11 mars 2014


Franc Muller – Avocat droit du travail, Paris

Avocat droit du travail Paris

Avocat droit du travail

Le principe de non-discrimination en droit du travail vient d’être élargi par la loi à une nouvelle condition tenant au lieu de résidence.

La loi du 21 février 2014 de programmation pour la ville et la cohésion urbaine (n° 2014-173) a en effet intégré dans le Code du travail les difficultés d’accès à l’emploi que pouvaient rencontrer les personnes résidant dans des lieux défavorisés, en adoptant deux types de dispositions.

D’une part, l’article L 1132-1 du Code du travail prévoit qu’aucune personne ne peut être écartée d’une procédure de recrutement ou de l’accès à un stage ou à une période de formation en entreprise, aucun salarié ne peut être sanctionné, licencié ou faire l’objet d’une mesure discriminatoire, directe ou indirecte, notamment, en raison de son lieu de résidence.

D’autre part, et la nouveau mérite d’être soulignée, la loi prévoit également que les mesures prises en faveur des personnes résidant dans certaines zones géographiques et visant à favoriser l’égalité de traitement ne constituent pas une discrimination, ce qui constitue un des rares cas de discrimination, dite positive, prévus par le Code du travail (article L 1133-5 du Code du travail).

C’est en réalité essentiellement sous l’aspect de l’accès à l’emploi que le lieu de résidence peut s’avérer constituer un handicap.

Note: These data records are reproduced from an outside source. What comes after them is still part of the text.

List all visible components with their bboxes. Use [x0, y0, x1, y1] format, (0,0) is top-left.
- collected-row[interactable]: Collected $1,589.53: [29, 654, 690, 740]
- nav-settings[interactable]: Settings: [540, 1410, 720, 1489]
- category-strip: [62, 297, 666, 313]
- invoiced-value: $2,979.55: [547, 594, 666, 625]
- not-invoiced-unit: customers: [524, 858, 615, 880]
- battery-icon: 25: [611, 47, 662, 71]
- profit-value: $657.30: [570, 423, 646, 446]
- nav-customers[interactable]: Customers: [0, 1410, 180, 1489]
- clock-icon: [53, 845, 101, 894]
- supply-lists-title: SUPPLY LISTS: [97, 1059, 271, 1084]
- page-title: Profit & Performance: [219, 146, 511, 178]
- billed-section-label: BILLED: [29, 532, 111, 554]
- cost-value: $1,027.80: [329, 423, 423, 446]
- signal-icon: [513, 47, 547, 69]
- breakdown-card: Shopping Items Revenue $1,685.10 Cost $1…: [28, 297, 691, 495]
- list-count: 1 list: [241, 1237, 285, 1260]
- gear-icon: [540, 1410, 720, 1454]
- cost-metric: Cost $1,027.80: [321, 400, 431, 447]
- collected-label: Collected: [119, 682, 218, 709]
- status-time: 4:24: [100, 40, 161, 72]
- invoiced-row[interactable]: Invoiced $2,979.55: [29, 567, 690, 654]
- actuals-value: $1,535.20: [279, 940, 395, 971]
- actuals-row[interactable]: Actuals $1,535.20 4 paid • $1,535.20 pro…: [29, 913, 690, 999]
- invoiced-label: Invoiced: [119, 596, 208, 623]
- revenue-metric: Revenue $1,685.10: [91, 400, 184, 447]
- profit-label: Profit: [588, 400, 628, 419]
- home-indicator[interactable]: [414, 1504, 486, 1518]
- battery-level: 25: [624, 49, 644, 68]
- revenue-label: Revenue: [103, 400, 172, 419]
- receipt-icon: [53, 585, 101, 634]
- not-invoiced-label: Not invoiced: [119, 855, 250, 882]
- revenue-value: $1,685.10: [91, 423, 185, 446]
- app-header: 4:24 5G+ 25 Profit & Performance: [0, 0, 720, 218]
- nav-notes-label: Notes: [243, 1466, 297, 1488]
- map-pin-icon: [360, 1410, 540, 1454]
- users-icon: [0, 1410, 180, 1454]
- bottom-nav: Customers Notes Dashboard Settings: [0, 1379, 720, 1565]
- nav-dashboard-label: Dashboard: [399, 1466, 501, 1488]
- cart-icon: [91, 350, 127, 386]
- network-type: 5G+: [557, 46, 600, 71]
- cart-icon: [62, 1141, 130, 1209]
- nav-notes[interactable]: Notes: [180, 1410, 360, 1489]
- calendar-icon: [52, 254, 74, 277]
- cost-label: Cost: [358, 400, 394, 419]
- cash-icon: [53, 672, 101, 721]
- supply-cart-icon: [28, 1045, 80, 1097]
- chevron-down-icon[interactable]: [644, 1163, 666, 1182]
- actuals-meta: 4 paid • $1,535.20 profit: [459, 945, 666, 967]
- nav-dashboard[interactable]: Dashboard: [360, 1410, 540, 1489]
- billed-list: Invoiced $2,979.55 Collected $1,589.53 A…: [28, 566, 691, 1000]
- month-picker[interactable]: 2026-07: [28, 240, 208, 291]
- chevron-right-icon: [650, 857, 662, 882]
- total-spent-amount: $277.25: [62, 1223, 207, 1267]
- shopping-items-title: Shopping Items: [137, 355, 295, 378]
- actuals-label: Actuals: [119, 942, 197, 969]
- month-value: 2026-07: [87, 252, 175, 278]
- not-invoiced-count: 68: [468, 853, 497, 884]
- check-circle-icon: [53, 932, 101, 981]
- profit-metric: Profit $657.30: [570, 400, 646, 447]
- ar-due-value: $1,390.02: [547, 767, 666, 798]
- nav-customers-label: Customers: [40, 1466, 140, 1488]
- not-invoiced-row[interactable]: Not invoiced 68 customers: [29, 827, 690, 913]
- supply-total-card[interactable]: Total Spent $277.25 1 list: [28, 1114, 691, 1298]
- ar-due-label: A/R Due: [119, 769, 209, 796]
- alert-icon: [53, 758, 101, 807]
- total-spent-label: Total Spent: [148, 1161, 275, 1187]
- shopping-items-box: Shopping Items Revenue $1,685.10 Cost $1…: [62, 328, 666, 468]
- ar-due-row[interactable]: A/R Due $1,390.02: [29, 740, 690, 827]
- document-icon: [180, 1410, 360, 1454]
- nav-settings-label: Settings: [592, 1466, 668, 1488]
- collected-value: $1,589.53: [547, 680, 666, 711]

La question revêt une acuité particulière en période de chômage élevé, notamment chez les jeunes, puisqu’à une raréfaction des offres d’emploi s’ajoute la difficulté liée à l’accès à l’emploi lui-même.

Une étude publiée en 2013 (« effet de la distance à l’emploi et discrimination à l’embauche » par Yannick l’Horty, Mathieu Bunel et Pascale Petit), a ainsi mis en évidence, à partir d’une expérience réalisée en Ile de France auprès de candidats fictifs à l’emploi, que le département de résidence était un marqueur important ainsi que, dans une moindre mesure celui du quartier habité.

Sans grande surprise, les habitants de Seine Saint Denis sont les premiers pénalisés.

Les auteurs précisent qu’une bonne adresse peut aller jusqu’à tripler les chances d’être invité à un entretien d’embauche.

Ils en concluent que l’incitation à changer de lieu de résidence, à la fois de quartier mais aussi de département, peut donc être massive lorsque l’on cherche à sortir du chômage.

L’explication qu’ils attribuent à ce phénomène serait à trouver dans la discrimination liée à l’information dont dispose l’employeur plutôt qu’à ses préférences.

En l’absence d’une information complète sur la productivité des candidats à l’emploi, les employeurs attribuent à ces candidats ce qu’ils pensent être les caractéristiques moyennes des populations particulièrement représentées dans les quartiers, c’est-à-dire des Français issus de l’immigration aux revenus fragiles et aux situations d’emploi instables. Selon ces représentations, le lieu de résidence pourrait être perçu comme un signal d’une moindre fiabilité professionnelle ou d’un réseau social peu diversifié.

La loi nouvelle, dont la violation risque d’être difficile à établir, comme souvent en matière de discrimination, vise à mettre fin à cette injustice flagrante.